JUDAS

Chapter 13: Deux

Sonic was pacing unendingly, wearing out the soles of his sneakers. It seemed like Amy and the baby had gone into that emergency room days ago. He was impatient to find out what was wrong with his daughter.

And then he began to think. What if it's my fault? He asked himself, his heart thudding against his temples. What if I jostled her? What if somewhere, in my gene pool, there's some sort of defect? I know I stop breathing when I'm running really fast some times, but she wasn't running! She's too young to die! That will destroy Amy! Not to mention her brother back home! Sonic believed in twin telepathy. Will she live?

THAT was the important question, the question that couldn't wait to be answered. Would she live? Would Sonic's daughter die before she even possessed a name?

The door to the emergency room opened. The doctor, a pudgy old mountain goat with hair in tight woven braids about his dangerous-looking horns (which made Sonic feel uneasy), was looking over a clipboard. "Mr. Hedgehog?"

Sonic looked up. "Yes, Doctor?" He was fearful of this doctor's words. He could feel himself shivering with cold, though the room was of normal temperature.

"Please come in."

That doctor didn't have to say it twice. In a second, Sonic was in the room, his fur standing on end. He was jittery, and he prayed that the goat wouldn't ask him to sit. He wouldn't be able to, not without fidgeting. The doctor clopped around the room (for feet, he had cloven hooves, common of his species), adjusted his glasses, doodled on the clipboard. Sonic saw his daughter—his infant daughter, barely a few hours old—attached to a respirator. He saw her chest moving. She was alive. He shed one of the skins of his worry, but those skins were thick. He had many more to spare yet. He wanted to goat to speak.

Amy was sitting on a cot, looking down at her slippered feet. She had no proper shoes; he had no gloves…both were a bit disheveled. She looked flushed, guilty. Why? Another layer of worry began to grow on Sonic like moss upon a tree. He could feel himself getting greener.

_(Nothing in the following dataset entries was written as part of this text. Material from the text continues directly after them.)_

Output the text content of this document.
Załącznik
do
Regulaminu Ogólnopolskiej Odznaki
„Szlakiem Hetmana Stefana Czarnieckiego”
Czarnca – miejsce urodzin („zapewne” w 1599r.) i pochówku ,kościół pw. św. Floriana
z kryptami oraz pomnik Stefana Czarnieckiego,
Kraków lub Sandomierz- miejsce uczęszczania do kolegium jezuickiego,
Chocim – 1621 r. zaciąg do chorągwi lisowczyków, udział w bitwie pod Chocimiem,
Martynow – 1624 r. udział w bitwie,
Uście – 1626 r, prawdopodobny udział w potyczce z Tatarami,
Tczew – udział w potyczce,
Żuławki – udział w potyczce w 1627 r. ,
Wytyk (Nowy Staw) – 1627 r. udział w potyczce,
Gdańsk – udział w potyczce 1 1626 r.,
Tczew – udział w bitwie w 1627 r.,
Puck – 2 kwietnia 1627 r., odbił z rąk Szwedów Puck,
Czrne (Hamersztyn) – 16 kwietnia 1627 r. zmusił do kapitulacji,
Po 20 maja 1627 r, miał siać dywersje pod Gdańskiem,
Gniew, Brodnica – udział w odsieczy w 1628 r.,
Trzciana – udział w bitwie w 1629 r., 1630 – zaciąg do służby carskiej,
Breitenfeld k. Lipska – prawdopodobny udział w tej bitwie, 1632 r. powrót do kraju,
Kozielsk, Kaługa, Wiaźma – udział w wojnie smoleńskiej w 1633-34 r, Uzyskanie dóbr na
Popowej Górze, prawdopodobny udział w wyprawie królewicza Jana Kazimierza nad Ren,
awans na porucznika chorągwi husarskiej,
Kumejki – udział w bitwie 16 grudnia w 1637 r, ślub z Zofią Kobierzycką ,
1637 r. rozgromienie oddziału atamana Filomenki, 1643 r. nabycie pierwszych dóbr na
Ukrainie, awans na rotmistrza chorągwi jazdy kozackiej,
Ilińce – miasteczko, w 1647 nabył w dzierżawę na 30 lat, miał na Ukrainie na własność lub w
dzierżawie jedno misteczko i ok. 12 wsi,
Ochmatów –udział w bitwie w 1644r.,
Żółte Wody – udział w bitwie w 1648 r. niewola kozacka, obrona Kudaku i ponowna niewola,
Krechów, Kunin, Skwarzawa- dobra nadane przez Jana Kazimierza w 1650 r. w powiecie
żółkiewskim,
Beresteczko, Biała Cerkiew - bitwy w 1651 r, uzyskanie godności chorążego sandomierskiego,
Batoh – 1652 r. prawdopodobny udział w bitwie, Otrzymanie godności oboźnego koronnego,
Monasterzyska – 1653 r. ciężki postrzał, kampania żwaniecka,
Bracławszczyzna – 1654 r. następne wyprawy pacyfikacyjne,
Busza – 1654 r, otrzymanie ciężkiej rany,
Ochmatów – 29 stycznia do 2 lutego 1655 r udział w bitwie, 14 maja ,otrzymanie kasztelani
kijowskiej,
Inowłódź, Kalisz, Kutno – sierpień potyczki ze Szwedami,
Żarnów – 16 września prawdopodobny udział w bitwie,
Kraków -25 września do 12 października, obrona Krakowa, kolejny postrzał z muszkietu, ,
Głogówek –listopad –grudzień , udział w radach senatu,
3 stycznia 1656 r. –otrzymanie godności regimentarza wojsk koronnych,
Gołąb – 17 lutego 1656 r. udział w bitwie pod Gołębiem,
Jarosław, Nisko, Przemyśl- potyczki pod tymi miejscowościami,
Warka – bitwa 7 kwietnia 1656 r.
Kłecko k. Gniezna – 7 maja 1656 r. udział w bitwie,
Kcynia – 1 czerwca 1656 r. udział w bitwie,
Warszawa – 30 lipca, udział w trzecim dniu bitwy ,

"I understand you are the father, Mr. Hedgehog?" The goat finally said. His voice was oddly pitched and raspy. It hurt Sonic's ears.

"It's Sonic, if you please, and yes."

"Sonic." The doctor mused, and Sonic was afraid he would get off topic. "Yes, well. I am Doctor Aouror, and I have some terrible news."

Sonic ceased to breathe any more. Amy looked away from her baby and stared instead at a container of tongue depressors on the far wall.

"Careful study reveals that your daughter was not conceived at the same time as her identical twin. She is in a different stage of development, and is actually one week younger than the boy, and therefore one week behind in development. Luckily, not much damage seems to have been done."

Amy was crying. It took Sonic several minutes to register her tears. He didn't care or know why. But…why was his daughter a full one week late?! "But…?" Sonic pressured, still barely able to take a breath.

"But—and I regret to tell you this—she has a birth defect."

"A…A birth defect." Sonic repeated, glancing at Amy, who was glancing at their baby. "How severe?" He looked back at the goat.

"Not terribly. It could've been worse, to be honest." The doctor glanced at his clipboard. What was his name? Aouror. Sonic had forgotten. Aouror. Didn't that have something to do with gold?

"Please, Doctor Aouror. Please tell me what's wrong with my daughter." Sonic pleaded.

"It's a consciousness development. Something in her brain that would keep her from fainting without cause switches on and off sometimes. She'll be all right, if she sleeps. She seems to pick up breathing after a few moments."

"And…?"

"We don't know how often it will occur. Until a pattern is discovered, she must be kept under constant watch. Especially when she is older, as the condition may worsen."

Sonic looked painfully at his wife. "I understand." He told the doctor. "Will she live?"

"For now." Aouror answered. "For now, she lives."

Sonic felt himself breathing again. His heartbeat calmed. There was a light in the dark tunnel after all. There was the promise of life, even if the only answer was 'for now'. "Thank you, doctor." Sonic responded, bowing respectively.

Amy turned and looked at the doctor. "Is she all right? Can we take her home?"

"Yes." The doctor answered, smiling. "I'll have the nurse give her to you on your way out."

In the lobby, Sonic helped Amy with her coat. He wanted to ask her so much, but the tear-stained face didn't seem like one that wanted to answer him right now. They took their baby, and Sonic fired up the X-Tornado. When they got home, Sonic wordlessly relinquished the plane, and baby duty, to Tails. Both parents then spent a sleepless night keeping a vigil over their baby in absolute silence.

A birth defect. And just when they thought parenting was going to be easy.